In a letter to Mafika Mkwanazi, the chairman of Western Areas, Kebble
senior gave two reasons for his departure, one relating to commitments
elsewhere and another at a potential conflict of interest.
“During the last week or two, my time and commitment to Simmer & Jack
has become time consuming and urgent,” said the withdrawal letter, “In
addition to the former, there are areas of potential conflict with Simmer’s
current interest in the Harmony number 4 shaft (Ezulwini).
Roger Kebble is chairman of Simmer & Jack, which recently acquired
and is attempting to turn around the North West gold operations that
DRDGold placed in liquidation earlier this year.
Share bottomed?
Mkwanazi and Brett Kebble both, not surprisingly, said that they felt the
company’s share price had bottomed out at the recent lows.
Kebble said that those who bought in at the R18 a share level would be
rewarded. Mkwanazi said that he himself was looking to enter the
market at these low levels and would one day leave the shares for his children.

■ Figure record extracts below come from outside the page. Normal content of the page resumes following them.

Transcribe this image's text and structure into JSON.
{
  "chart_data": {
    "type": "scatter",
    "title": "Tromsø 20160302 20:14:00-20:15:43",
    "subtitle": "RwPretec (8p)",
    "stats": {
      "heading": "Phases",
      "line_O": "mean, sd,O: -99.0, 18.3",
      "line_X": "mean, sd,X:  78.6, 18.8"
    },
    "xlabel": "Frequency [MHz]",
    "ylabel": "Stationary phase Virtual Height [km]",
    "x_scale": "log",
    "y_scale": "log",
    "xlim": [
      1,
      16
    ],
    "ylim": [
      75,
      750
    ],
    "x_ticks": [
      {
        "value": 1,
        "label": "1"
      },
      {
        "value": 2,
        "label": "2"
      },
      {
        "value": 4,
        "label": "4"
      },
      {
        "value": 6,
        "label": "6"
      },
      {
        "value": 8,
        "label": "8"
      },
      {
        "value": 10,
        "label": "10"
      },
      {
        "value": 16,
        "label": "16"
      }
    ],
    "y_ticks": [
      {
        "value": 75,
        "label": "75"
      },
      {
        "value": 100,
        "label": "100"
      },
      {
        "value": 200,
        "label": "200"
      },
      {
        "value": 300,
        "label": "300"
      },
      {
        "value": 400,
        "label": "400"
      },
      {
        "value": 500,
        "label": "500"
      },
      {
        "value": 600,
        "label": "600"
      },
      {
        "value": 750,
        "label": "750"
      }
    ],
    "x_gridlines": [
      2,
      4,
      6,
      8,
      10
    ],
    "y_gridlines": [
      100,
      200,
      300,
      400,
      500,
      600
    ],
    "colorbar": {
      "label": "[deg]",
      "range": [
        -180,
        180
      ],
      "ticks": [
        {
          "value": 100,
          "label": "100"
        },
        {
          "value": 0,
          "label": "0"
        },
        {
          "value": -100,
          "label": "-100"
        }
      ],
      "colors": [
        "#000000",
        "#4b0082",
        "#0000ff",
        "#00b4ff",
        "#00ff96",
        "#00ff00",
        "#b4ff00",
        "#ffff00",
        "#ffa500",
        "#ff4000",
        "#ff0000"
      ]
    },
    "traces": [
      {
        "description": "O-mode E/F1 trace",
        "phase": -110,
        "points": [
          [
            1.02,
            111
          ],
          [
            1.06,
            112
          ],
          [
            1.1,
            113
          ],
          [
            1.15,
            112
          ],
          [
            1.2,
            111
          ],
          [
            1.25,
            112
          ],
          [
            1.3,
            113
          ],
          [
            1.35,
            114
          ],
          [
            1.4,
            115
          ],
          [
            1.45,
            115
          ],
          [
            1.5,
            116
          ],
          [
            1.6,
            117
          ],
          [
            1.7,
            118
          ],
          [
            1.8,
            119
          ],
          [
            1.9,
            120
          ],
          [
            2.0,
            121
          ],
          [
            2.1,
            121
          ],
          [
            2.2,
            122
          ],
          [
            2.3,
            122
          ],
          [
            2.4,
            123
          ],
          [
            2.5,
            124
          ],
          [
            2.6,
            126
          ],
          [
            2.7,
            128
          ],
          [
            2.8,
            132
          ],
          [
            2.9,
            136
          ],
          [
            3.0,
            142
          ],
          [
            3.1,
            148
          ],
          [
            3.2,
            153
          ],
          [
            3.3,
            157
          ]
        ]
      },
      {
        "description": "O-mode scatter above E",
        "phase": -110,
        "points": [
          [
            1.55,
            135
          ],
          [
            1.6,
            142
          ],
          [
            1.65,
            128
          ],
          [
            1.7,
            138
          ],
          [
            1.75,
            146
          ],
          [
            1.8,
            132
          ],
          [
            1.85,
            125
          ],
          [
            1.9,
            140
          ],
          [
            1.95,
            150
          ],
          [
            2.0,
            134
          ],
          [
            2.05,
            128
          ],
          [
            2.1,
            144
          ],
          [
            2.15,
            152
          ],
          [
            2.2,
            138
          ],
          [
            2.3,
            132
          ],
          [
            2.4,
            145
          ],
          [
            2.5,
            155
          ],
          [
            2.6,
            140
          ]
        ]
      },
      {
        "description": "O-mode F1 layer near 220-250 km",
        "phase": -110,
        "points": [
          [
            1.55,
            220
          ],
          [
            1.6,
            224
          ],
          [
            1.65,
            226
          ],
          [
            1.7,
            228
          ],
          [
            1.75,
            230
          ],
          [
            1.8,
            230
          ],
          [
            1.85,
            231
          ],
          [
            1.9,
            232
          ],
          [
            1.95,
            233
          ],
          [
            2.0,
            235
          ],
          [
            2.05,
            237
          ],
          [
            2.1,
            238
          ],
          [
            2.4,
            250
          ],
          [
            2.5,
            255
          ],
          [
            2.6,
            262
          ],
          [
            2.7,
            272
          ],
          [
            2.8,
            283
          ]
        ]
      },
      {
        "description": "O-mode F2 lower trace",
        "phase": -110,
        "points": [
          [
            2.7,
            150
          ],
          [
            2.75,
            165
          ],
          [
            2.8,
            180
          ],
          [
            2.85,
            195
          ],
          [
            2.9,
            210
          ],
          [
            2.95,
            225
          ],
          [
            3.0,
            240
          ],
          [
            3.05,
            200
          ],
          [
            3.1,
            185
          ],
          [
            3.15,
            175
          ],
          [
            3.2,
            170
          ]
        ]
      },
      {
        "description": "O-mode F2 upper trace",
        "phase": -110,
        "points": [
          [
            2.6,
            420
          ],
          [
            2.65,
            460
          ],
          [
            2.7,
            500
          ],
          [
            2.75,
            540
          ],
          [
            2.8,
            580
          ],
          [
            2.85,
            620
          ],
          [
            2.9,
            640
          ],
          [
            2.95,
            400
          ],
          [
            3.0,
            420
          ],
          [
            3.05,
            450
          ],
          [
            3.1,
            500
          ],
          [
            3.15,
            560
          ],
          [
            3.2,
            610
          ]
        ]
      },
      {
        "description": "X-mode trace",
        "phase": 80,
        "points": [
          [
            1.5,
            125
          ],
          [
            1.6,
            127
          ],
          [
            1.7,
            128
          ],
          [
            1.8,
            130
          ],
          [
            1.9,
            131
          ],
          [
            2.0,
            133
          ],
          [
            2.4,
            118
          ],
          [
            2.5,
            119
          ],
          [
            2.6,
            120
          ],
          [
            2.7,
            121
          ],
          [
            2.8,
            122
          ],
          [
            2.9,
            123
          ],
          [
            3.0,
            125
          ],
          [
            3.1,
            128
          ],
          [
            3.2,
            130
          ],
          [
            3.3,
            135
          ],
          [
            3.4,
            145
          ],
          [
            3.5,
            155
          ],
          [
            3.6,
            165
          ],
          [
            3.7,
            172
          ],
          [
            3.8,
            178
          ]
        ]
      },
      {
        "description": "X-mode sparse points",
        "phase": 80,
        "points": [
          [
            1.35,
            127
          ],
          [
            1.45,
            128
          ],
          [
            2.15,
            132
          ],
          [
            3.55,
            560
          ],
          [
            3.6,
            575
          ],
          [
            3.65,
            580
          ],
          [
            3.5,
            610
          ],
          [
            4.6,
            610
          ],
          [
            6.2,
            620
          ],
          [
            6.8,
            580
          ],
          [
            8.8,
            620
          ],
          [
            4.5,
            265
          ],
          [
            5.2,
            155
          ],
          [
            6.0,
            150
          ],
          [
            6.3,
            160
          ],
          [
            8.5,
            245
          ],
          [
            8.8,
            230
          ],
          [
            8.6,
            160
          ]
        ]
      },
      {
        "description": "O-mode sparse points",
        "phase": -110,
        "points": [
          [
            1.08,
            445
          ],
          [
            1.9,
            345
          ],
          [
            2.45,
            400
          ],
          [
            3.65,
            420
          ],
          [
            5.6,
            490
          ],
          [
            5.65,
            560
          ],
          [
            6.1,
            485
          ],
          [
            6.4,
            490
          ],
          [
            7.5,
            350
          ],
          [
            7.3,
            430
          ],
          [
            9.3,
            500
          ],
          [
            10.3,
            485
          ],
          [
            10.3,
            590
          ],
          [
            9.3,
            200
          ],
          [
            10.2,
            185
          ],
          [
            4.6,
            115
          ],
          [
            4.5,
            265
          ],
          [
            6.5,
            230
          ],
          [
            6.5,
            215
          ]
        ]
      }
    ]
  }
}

But they are not alone, independent analyst, George Lequime at RBC
Capital markets, recently gave Western Areas a rating of “outperform, speculative risk.”
Price-target impediments to the RBC analyst’s 12-month price target
price of R27.50 per Western Areas share include gold price fluctuations,
rand exchange rates, inflation outlook, the production build up and
working cost projections, as well as the company’s ability to raise the
funding required to meet its forecast cash outflows.